The goal of the exercise was twofold: to exercise command, control and coordination of joint and interagency aviation capabilities in response to a hurricane in Texas, as well as conduct training in actual search and rescue, incident awareness and assessment, and air mobility response operations.

The search-and-rescue mission began with members from the 221st and the 149th Combat Communications Squadrons establishing communications that allowed for the delivery of incident awareness and assessment capabilities to the representatives in the air operations center at Camp Mabry, as well as facilitating communications among all the players involved to include the TACPs speaking to aircraft via radio.

“We’ll provide the immediate situational awareness for the incident commander, and then we’ll also provide additional incident awareness for the senior military officials,” said Air Force Master Sgt. Sean Morrison, with the 221st Combat Communications Squadron. “Our package can be set up in 15 minutes or less and an additional 30 minutes for the (Texas Interoperable Communications Package) and from there, you’ll have a pretty robust communications system.”

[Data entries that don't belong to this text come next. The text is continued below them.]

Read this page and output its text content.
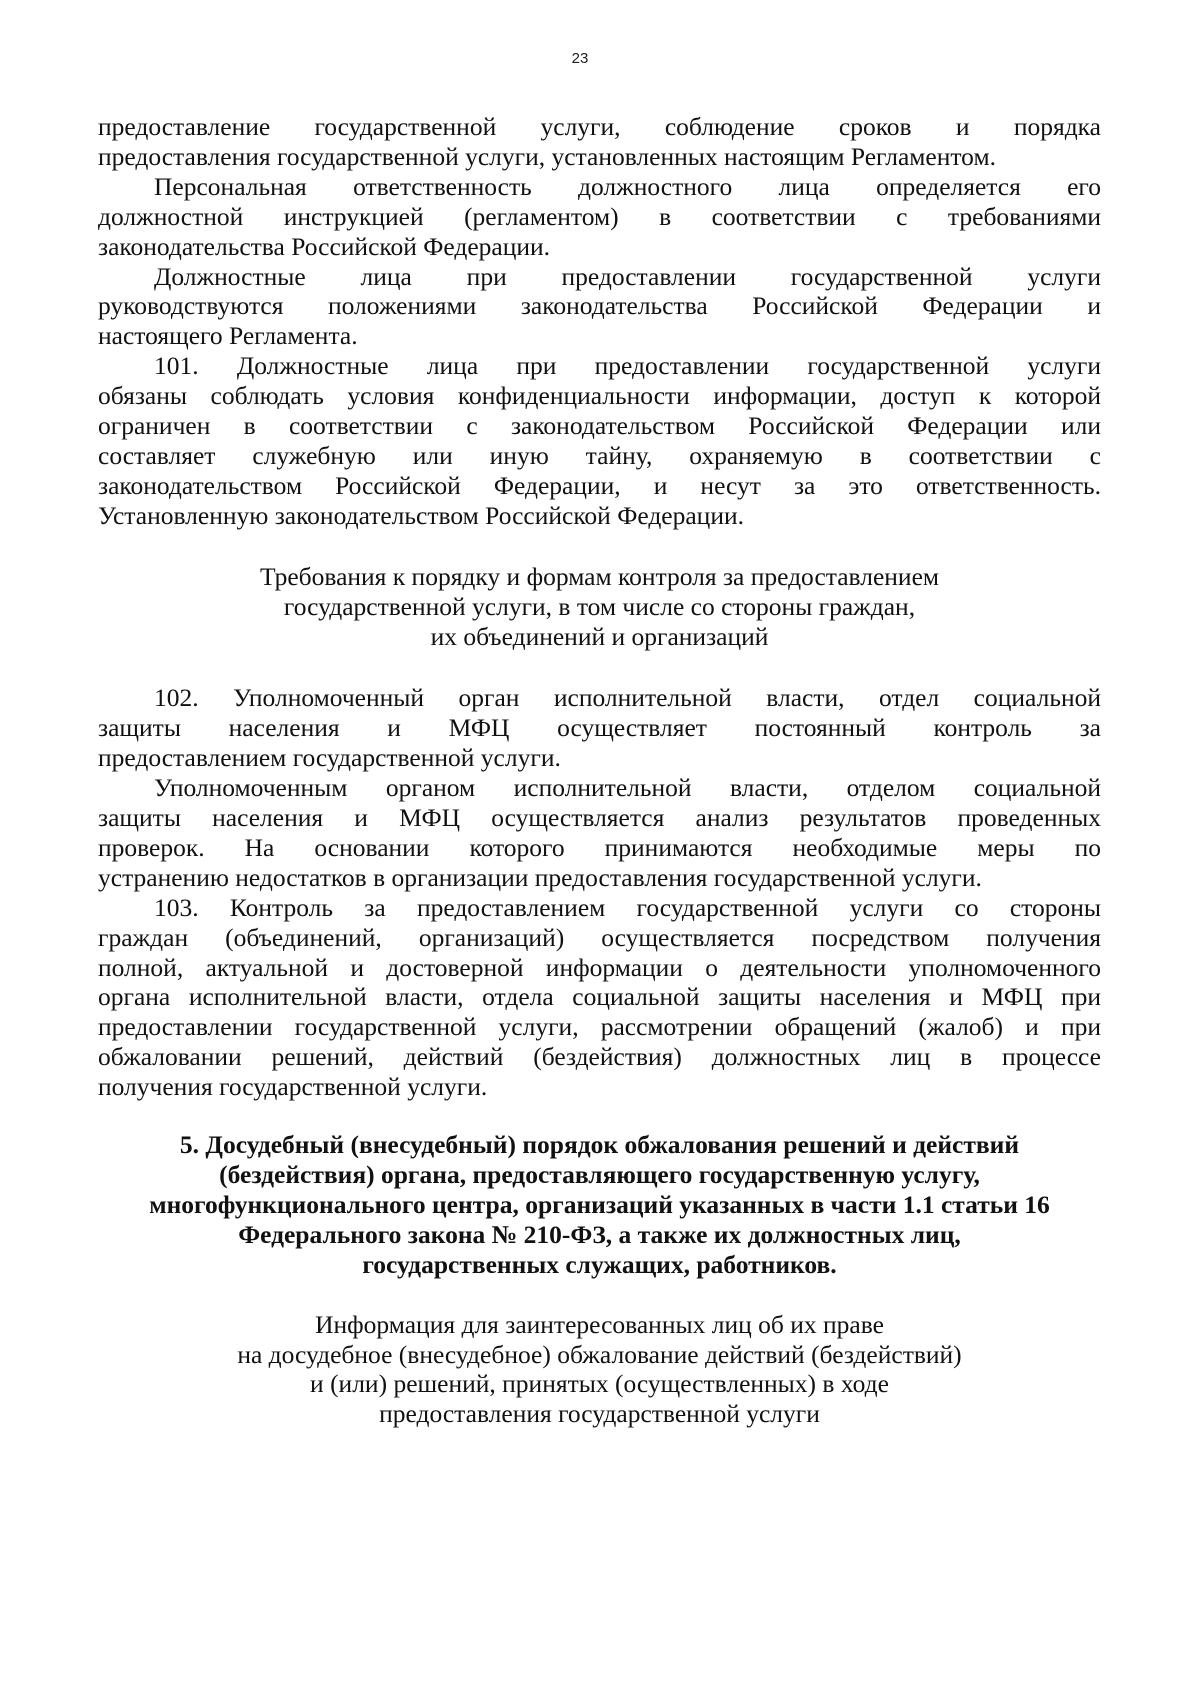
23

предоставление государственной услуги, соблюдение сроков и порядка

предоставления государственной услуги, установленных настоящим Регламентом.

Персональная ответственность должностного лица определяется его

должностной инструкцией (регламентом) в соответствии с требованиями

законодательства Российской Федерации.

Должностные лица при предоставлении государственной услуги

руководствуются положениями законодательства Российской Федерации и

настоящего Регламента.

101. Должностные лица при предоставлении государственной услуги

обязаны соблюдать условия конфиденциальности информации, доступ к которой

ограничен в соответствии с законодательством Российской Федерации или

составляет служебную или иную тайну, охраняемую в соответствии с

законодательством Российской Федерации, и несут за это ответственность.

Установленную законодательством Российской Федерации.

Требования к порядку и формам контроля за предоставлением
государственной услуги, в том числе со стороны граждан,
их объединений и организаций

102. Уполномоченный орган исполнительной власти, отдел социальной

защиты населения и МФЦ осуществляет постоянный контроль за

предоставлением государственной услуги.

Уполномоченным органом исполнительной власти, отделом социальной

защиты населения и МФЦ осуществляется анализ результатов проведенных

проверок. На основании которого принимаются необходимые меры по

устранению недостатков в организации предоставления государственной услуги.

103. Контроль за предоставлением государственной услуги со стороны

граждан (объединений, организаций) осуществляется посредством получения

полной, актуальной и достоверной информации о деятельности уполномоченного

органа исполнительной власти, отдела социальной защиты населения и МФЦ при

предоставлении государственной услуги, рассмотрении обращений (жалоб) и при

обжаловании решений, действий (бездействия) должностных лиц в процессе

получения государственной услуги.

5. Досудебный (внесудебный) порядок обжалования решений и действий
(бездействия) органа, предоставляющего государственную услугу,
многофункционального центра, организаций указанных в части 1.1 статьи 16
Федерального закона № 210-ФЗ, а также их должностных лиц,
государственных служащих, работников.
Информация для заинтересованных лиц об их праве
на досудебное (внесудебное) обжалование действий (бездействий)
и (или) решений, принятых (осуществленных) в ходе
предоставления государственной услуги
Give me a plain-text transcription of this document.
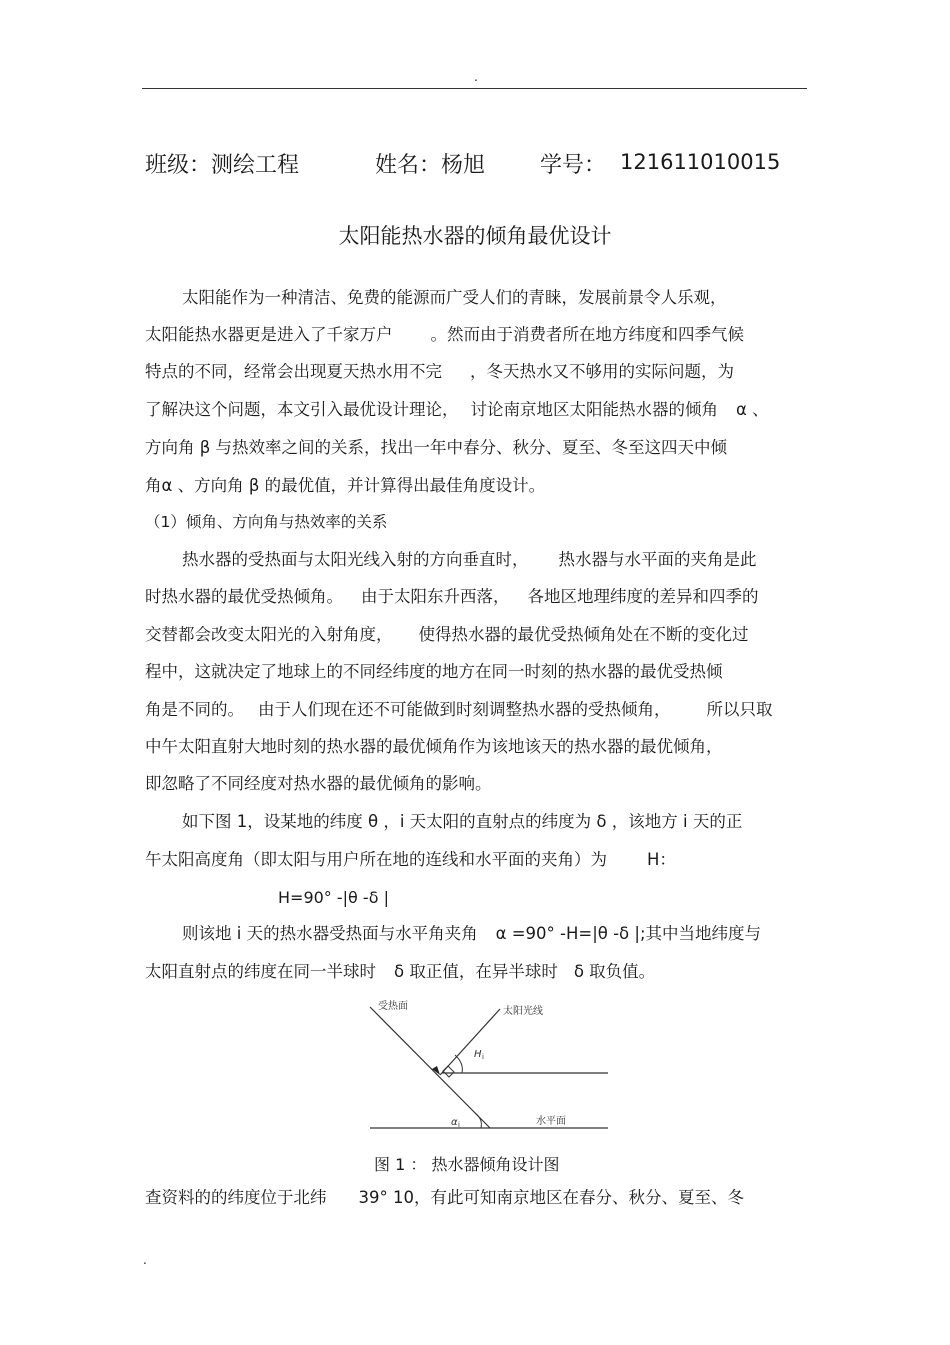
.
班级：测绘工程	姓名：杨旭 学号： 121611010015
太阳能热水器的倾角最优设计
太阳能作为一种清洁、免费的能源而广受人们的青睐，发展前景令人乐观，
太阳能热水器更是进入了千家万户 。然而由于消费者所在地方纬度和四季气候
特点的不同，经常会出现夏天热水用不完 ，冬天热水又不够用的实际问题，为
了解决这个问题，本文引入最优设计理论， 讨论南京地区太阳能热水器的倾角 α 、
方向角 β 与热效率之间的关系，找出一年中春分、秋分、夏至、冬至这四天中倾
角α 、方向角 β 的最优值，并计算得出最佳角度设计。
（1）倾角、方向角与热效率的关系
热水器的受热面与太阳光线入射的方向垂直时， 热水器与水平面的夹角是此
时热水器的最优受热倾角。 由于太阳东升西落， 各地区地理纬度的差异和四季的
交替都会改变太阳光的入射角度， 使得热水器的最优受热倾角处在不断的变化过
程中，这就决定了地球上的不同经纬度的地方在同一时刻的热水器的最优受热倾
角是不同的。 由于人们现在还不可能做到时刻调整热水器的受热倾角， 所以只取
中午太阳直射大地时刻的热水器的最优倾角作为该地该天的热水器的最优倾角，
即忽略了不同经度对热水器的最优倾角的影响。
如下图 1，设某地的纬度 θ ，i 天太阳的直射点的纬度为 δ ，该地方 i 天的正
午太阳高度角（即太阳与用户所在地的连线和水平面的夹角）为 H：
H=90° -|θ -δ |
则该地 i 天的热水器受热面与水平角夹角 α =90° -H=|θ -δ |;其中当地纬度与
太阳直射点的纬度在同一半球时 δ 取正值，在异半球时 δ 取负值。
受热面	太阳光线
H i
α i	水平面
图 1 ： 热水器倾角设计图
查资料的的纬度位于北纬 39° 10，有此可知南京地区在春分、秋分、夏至、冬
.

The communications element was imperative to the seamless execution of the search and rescue exercise.

“(Communications) for command and control is very critical,” said Air Force Master Sgt. Juan Rodriguez, an RF transmission systems Airman from the 149th Combat Communications Squadron. “The on-scene commander can communicate in a given area, but it also gives reach back.”

Network and radio communications set in motion the simultaneous command and control from the air operations center to the forces on the ground, as they were able to view a live feed of the action in real-time through visuals provided by the RC-26 aircraft flying overhead.

“Everybody has a part to play and what we do is we help them talk to each other,” Morrison said.

After communications were established, the TACPs set up the landing zone for the helicopters to load and unload personnel and “survivors,” and then members from Texas Task Force 1 and DPS set to the waters and geared up to launch the mission with players wading in the lake awaiting rescue.

This continued throughout the day, as rescuers hoisted survivors onto aircraft and delivered them back on land, rescuing 36 survivors total.

Ultimately, it was the scene of a well-executed mission to enable all agencies to communicate with each other as a piece flowed from group to group to create a synthesis of capabilities and collaboration, as each agency worked together to accomplish the mission.

“The great thing about Texas is that we have a lot of partners, from the local partners to the state partners to the federal partners,” said Mike Miller, DPS Region VI Division of Emergency Management state coordinator. “We value the exercise for bringing everybody together for an event like this so in real world there is a coordination piece that has to go on…so it’s important to exercise and work through those issues today so in a real world event we can assist the citizens of Texas.”

“We value the partnership with the National Guard. They’re our neighbors, our community folks, our partners. They help us serve the citizens of Texas,” Miller added.

“In hurricane events we look for our valuable partners in the Guard.”